As discussed above, picornaviruses are RNA viruses that replicate within the host cell cytoplasm and regulate nucleocytoplasmic trafficking. Many picornaviruses, including the important human pathogens PV and HRV, inhibit nucleocytoplasmic trafficking of host proteins and mRNAs to promote viral protein synthesis and disrupt host expression of antiviral factors. As discussed above, PV and HRV infection results in the mislocalization or degradation of several important nuclear export factors such as Nup62, Nup98 and Nup153 [14-16, 19, 20]. Cleavage and subsequent degradation or mislocalization of these proteins is mediated by the viral 2Apro, which leads to changes in NPC architecture that affects both host protein and mRNA transport [14-17, 19, 20]. Overall, RNA viruses employ a multitude of strategies to inhibit nucleocytoplasmic trafficking, which suppresses the host innate immune response and enhances viral replication.
Disruption of host gene expression by DNA viruses facilitates export of viral RNA
Not only RNA viruses disrupt nucleocytoplasmic trafficking of mRNA. Many DNA viruses selectively inhibit host mRNA export, while ensuring that viral mRNAs are efficiently exported after transcription. Adenoviruses (AdVs) are double-stranded DNA viruses that infect many vertebrate species, including humans. Two adenoviral protein products, E1B-55K and Ad E4 open reading frame 6 (E4orf6), have been shown to mediate the degradation of cellular proteins that may have a deleterious effect on viral propagation . The interaction of E1B-55K and E4orf6 with host proteins results in the formation of a complex with E3 ubiquitin ligase activity that may contribute to inhibition of host mRNA export and promotion of late viral mRNA export from the nucleus [118, 119]. In one model, it was proposed that the E1B-55K and E4orf6 ubiquitin ligase activity promotes the degradation of an as of yet unidentified cellular protein involved in host mRNA export . Another possibility is that E1B-55K disrupts NXF1-mediated host mRNA export by binding to E1B-AP5, a member of the RNP family that interacts with NXF1 . While it is clear that AdV is able to regulate cellular mRNA export to favor export of late AdV mRNAs, more studies are needed to establish how AdV infection promotes nuclear accumulation of host mRNAs.
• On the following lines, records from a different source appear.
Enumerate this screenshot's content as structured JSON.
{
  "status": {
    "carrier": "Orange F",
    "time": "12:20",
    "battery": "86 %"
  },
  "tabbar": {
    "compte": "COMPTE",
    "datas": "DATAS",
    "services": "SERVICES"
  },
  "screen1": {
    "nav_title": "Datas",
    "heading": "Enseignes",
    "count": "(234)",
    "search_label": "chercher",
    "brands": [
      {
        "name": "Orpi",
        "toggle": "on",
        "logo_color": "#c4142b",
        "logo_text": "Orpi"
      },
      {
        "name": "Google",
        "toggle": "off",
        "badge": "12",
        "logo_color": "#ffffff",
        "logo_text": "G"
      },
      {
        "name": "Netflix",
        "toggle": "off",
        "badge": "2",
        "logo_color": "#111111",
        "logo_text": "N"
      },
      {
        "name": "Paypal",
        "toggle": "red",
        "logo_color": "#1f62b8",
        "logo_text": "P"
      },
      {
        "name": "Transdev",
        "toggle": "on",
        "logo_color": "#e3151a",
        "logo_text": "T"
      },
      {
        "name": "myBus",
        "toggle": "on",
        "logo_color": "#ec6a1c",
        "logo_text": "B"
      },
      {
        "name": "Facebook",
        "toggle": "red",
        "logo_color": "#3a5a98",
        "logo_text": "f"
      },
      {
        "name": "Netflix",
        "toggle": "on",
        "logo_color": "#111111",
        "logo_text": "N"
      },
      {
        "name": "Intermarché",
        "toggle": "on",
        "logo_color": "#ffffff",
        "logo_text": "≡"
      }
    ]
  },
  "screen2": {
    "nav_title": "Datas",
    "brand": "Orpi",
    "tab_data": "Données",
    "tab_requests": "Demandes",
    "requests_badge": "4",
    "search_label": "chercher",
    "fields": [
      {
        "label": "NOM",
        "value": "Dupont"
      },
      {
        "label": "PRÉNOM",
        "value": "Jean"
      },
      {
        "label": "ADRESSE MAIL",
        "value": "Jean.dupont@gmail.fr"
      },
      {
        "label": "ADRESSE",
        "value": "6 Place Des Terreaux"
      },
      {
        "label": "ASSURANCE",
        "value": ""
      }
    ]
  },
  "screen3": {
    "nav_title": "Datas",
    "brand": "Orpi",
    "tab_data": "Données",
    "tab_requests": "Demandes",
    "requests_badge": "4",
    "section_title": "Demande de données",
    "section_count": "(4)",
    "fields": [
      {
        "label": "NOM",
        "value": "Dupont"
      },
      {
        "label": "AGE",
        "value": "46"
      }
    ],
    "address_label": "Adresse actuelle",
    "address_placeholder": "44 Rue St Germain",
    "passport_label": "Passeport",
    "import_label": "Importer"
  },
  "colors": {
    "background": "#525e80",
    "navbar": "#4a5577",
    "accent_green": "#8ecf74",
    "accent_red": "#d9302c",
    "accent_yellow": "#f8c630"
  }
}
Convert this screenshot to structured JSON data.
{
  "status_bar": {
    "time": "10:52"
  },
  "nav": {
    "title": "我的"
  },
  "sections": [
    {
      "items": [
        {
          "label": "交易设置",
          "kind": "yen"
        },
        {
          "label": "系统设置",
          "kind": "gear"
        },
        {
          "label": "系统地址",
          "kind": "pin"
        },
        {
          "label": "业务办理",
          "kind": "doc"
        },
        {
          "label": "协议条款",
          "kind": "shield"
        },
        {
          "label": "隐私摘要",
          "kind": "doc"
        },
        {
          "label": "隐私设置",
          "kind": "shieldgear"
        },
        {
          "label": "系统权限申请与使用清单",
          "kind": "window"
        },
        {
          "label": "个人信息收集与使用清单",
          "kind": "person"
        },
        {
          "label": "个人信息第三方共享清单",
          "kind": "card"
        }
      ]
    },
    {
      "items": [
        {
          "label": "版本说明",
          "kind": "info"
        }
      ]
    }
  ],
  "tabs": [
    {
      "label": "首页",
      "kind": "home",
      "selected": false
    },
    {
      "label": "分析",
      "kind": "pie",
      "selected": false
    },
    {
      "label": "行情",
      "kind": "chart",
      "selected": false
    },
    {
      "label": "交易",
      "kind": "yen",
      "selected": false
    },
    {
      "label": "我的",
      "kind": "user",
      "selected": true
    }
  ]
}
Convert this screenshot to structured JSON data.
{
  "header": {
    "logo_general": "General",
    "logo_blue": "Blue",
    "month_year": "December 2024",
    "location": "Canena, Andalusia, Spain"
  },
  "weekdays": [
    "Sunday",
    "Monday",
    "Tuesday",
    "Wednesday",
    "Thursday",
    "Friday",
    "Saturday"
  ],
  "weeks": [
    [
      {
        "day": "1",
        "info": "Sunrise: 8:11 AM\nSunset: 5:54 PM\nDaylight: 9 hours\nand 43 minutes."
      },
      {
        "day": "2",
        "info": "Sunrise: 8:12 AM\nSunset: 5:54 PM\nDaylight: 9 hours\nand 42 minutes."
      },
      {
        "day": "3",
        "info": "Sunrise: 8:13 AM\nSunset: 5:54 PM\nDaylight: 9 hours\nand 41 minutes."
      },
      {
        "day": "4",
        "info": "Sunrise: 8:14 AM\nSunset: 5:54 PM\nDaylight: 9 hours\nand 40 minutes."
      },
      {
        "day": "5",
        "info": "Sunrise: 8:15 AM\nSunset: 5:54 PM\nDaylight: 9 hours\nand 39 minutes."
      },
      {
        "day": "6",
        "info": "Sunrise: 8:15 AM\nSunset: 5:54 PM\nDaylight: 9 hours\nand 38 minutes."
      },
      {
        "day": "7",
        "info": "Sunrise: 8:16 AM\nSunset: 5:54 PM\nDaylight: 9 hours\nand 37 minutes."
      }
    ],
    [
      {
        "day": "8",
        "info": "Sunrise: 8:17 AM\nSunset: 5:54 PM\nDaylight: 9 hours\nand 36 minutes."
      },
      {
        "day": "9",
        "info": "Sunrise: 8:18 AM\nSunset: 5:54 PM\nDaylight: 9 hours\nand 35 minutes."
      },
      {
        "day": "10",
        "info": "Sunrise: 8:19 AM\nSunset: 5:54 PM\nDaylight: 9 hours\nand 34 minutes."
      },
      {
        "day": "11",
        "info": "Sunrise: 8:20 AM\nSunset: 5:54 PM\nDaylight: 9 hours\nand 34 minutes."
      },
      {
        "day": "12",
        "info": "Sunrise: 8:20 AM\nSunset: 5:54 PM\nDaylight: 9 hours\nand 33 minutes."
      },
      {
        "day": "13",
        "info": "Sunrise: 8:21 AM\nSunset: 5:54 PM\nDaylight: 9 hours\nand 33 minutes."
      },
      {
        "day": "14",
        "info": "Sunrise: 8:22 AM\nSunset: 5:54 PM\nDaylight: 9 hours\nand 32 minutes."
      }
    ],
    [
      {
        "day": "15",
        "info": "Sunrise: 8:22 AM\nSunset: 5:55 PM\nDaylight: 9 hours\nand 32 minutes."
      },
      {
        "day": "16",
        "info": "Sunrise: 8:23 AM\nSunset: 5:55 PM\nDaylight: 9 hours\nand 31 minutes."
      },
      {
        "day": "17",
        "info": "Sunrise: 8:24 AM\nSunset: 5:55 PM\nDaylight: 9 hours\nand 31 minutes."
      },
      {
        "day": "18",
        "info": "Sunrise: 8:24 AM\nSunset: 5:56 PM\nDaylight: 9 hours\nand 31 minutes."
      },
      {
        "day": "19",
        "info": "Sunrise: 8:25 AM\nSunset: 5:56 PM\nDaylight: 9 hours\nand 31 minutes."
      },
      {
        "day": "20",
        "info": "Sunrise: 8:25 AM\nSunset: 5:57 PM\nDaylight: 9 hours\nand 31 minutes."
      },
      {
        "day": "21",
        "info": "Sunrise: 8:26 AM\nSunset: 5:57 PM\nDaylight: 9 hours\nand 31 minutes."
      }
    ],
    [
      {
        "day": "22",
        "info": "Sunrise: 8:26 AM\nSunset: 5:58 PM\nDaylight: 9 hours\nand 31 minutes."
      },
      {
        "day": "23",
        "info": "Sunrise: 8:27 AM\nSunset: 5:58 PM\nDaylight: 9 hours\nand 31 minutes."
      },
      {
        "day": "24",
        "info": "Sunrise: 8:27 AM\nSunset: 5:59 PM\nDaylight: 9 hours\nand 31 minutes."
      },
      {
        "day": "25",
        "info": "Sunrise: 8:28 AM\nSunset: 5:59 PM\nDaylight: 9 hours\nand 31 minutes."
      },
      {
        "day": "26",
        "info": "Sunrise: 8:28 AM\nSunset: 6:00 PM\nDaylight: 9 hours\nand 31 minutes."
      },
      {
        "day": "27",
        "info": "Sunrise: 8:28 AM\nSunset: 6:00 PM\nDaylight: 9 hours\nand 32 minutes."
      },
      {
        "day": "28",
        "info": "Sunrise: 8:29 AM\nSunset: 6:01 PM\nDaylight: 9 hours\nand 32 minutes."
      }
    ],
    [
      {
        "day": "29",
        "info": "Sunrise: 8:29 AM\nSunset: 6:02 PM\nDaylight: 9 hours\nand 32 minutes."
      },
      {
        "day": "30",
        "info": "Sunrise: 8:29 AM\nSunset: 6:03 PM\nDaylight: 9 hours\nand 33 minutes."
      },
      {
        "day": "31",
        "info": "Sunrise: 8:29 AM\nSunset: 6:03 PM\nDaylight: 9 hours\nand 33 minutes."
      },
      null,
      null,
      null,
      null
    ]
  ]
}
As discussed above, herpesviruses are experts at hijacking host cell functions to ensure viral replication. These viruses replicate within the nucleus and therefore must export viral transcripts to the cytoplasm for protein synthesis. One of the proteins encoded by the α-herpesvirus HSV-1 is ICP27, which disrupts host mRNA processing [120, 121] while allowing the export of intronless viral transcripts [122-124]. ICP27 binds directly to the RNA export factor ALY/REF and NXF1, which recruits viral mRNAs to export receptors for preferential transport into the cytoplasm [122-124]. Interestingly, other related herpesviruses do not inhibit host mRNA processing during infection, but do encode an ICP27-like protein that favors viral mRNA export. These viruses include human cytomegalovirus (hCMV), Kaposi's sarcoma-associated herpesvirus (KSHV), Epstein–Barr virus (EBV) and varicella-zoster virus (VZV) [125-129].